Even though the government of West Bengal has been the pioneer to recognise the gap in health service delivery to trafficked victims and therefore issued an order to make services free, its actual implementation and enabling survivors to approach hospitals and clinics, building capacities of health service providers to understand the symptoms in relation to trauma requires a planned effort by the Chief Medical Officers of Health of each district. That requires awareness, strategy, goal setting and a planned initiative to implement the spirit of the state directive.

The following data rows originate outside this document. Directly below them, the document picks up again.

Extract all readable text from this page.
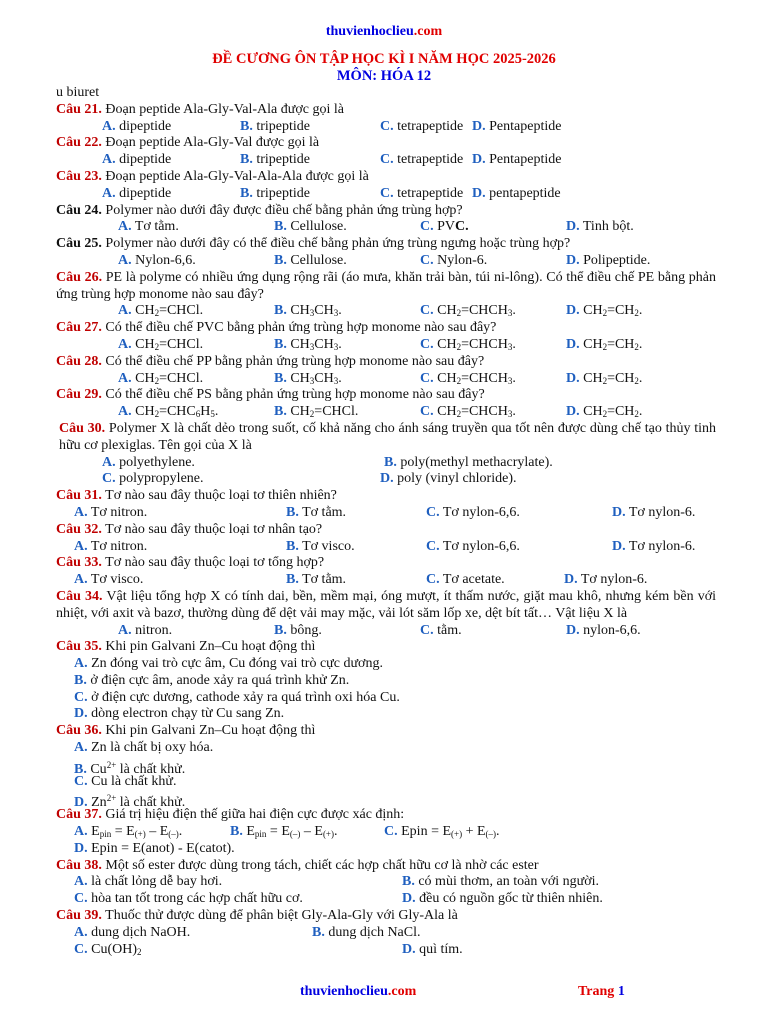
thuvienhoclieu.com
ĐỀ CƯƠNG ÔN TẬP HỌC KÌ I NĂM HỌC 2025-2026
MÔN: HÓA 12
u biuret
Câu 21. Đoạn peptide Ala-Gly-Val-Ala được gọi là
A. dipeptide	B. tripeptide	C. tetrapeptide D. Pentapeptide
Câu 22. Đoạn peptide Ala-Gly-Val được gọi là
A. dipeptide	B. tripeptide	C. tetrapeptide D. Pentapeptide
Câu 23. Đoạn peptide Ala-Gly-Val-Ala-Ala được gọi là
A. dipeptide	B. tripeptide	C. tetrapeptide D. pentapeptide
Câu 24. Polymer nào dưới đây được điều chế bằng phản ứng trùng hợp?
A. Tơ tằm.	B. Cellulose.	C. PVC.	D. Tinh bột.
Câu 25. Polymer nào dưới đây có thể điều chế bằng phản ứng trùng ngưng hoặc trùng hợp?
A. Nylon-6,6.	B. Cellulose.	C. Nylon-6.	D. Polipeptide.
Câu 26. PE là polyme có nhiều ứng dụng rộng rãi (áo mưa, khăn trải bàn, túi ni-lông). Có thể điều chế PE bằng phản ứng trùng hợp monome nào sau đây?
A. $CH_2=CHCl$.	B. $CH_3CH_3$.	C. $CH_2=CHCH_3$.	D. $CH_2=CH_2$.
Câu 27. Có thể điều chế PVC bằng phản ứng trùng hợp monome nào sau đây?
A. $CH_2=CHCl$.	B. $CH_3CH_3$.	C. $CH_2=CHCH_3$.	D. $CH_2=CH_2$.
Câu 28. Có thể điều chế PP bằng phản ứng trùng hợp monome nào sau đây?
A. $CH_2=CHCl$.	B. $CH_3CH_3$.	C. $CH_2=CHCH_3$.	D. $CH_2=CH_2$.
Câu 29. Có thể điều chế PS bằng phản ứng trùng hợp monome nào sau đây?
A. $CH_2=CHC_6H_5$.	B. $CH_2=CHCl$.	C. $CH_2=CHCH_3$.	D. $CH_2=CH_2$.
Câu 30. Polymer X là chất dẻo trong suốt, cố khả năng cho ánh sáng truyền qua tốt nên được dùng chế tạo thủy tinh hữu cơ plexiglas. Tên gọi của X là
A. polyethylene.	B. poly(methyl methacrylate).
C. polypropylene.	D. poly (vinyl chloride).
Câu 31. Tơ nào sau đây thuộc loại tơ thiên nhiên?
A. Tơ nitron.	B. Tơ tằm.	C. Tơ nylon-6,6.	D. Tơ nylon-6.
Câu 32. Tơ nào sau đây thuộc loại tơ nhân tạo?
A. Tơ nitron.	B. Tơ visco.	C. Tơ nylon-6,6.	D. Tơ nylon-6.
Câu 33. Tơ nào sau đây thuộc loại tơ tổng hợp?
A. Tơ visco.	B. Tơ tằm.	C. Tơ acetate.	D. Tơ nylon-6.
Câu 34. Vật liệu tổng hợp X có tính dai, bền, mềm mại, óng mượt, ít thấm nước, giặt mau khô, nhưng kém bền với nhiệt, với axit và bazơ, thường dùng để dệt vải may mặc, vải lót săm lốp xe, dệt bít tất… Vật liệu X là
A. nitron.	B. bông.	C. tằm.	D. nylon-6,6.
Câu 35. Khi pin Galvani Zn–Cu hoạt động thì
A. Zn đóng vai trò cực âm, Cu đóng vai trò cực dương.
B. ở điện cực âm, anode xảy ra quá trình khử Zn.
C. ở điện cực dương, cathode xảy ra quá trình oxi hóa Cu.
D. dòng electron chạy từ Cu sang Zn.
Câu 36. Khi pin Galvani Zn–Cu hoạt động thì
A. Zn là chất bị oxy hóa.
B. $Cu^{2+}$ là chất khử.
C. Cu là chất khử.
D. $Zn^{2+}$ là chất khử.
Câu 37. Giá trị hiệu điện thế giữa hai điện cực được xác định:
A. $E_{pin} = E_{(+)} - E_{(-)}$.	B. $E_{pin} = E_{(-)} - E_{(+)}$.	C. Epin = $E_{(+)} + E_{(-)}$.
D. Epin = E(anot) - E(catot).
Câu 38. Một số ester được dùng trong tách, chiết các hợp chất hữu cơ là nhờ các ester
A. là chất lỏng dễ bay hơi.	B. có mùi thơm, an toàn với người.
C. hòa tan tốt trong các hợp chất hữu cơ.	D. đều có nguồn gốc từ thiên nhiên.
Câu 39. Thuốc thử được dùng để phân biệt Gly-Ala-Gly với Gly-Ala là
A. dung dịch NaOH.	B. dung dịch NaCl.
C. $Cu(OH)_2$	D. quì tím.
thuvienhoclieu.com	Trang 1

Given the paucity of psychologists and psychiatrists in rural India, there have been a few interesting initiatives to address dysthymia, depression and anxiety disorders amongst survivors of trafficking in their community settings, which have been very promising and within a 15 month period, has managed to reduce severity rates down to less than 20% from a staggering 83.4%.
Psychologists like Uma Chatterjee and Dr. Chandrani Dasgupta who have designed these interventions customised services that could be delivered by grassroots community workers. These are significant developments because mental health problems of survivors of sexual exploitation are not only restricted to trafficked people but also survivors of rape, domestic violence and sexual abuse.
There is cross cutting experience that without a recovery from trauma and its lingering impacts, girls and women are unable to avail and use education, training or any empowerment opportunities, fall into domestic violence and ultimately suffer lives of ignominy and wastefulness. They become a social and financial liability for their families and end up as remaining victims perpetually.
As India observes the World Mental Health Day on 10th October in 2019, it may do well to address the neglect towards thousands of survivors of human trafficking and the wasteful expenditure towards a custodial rehabilitation approach that is known to have provided relief to survivors and had any sustainable impact on their rehabilitation and empowerment.
(Roop Sen is a researcher, facilitator, and an activist, who works on issues of gender-based violence and personal growth. He is a certified coach and a practitioner of behavioural sciences, and works with individuals, groups and organisations for growth and development.)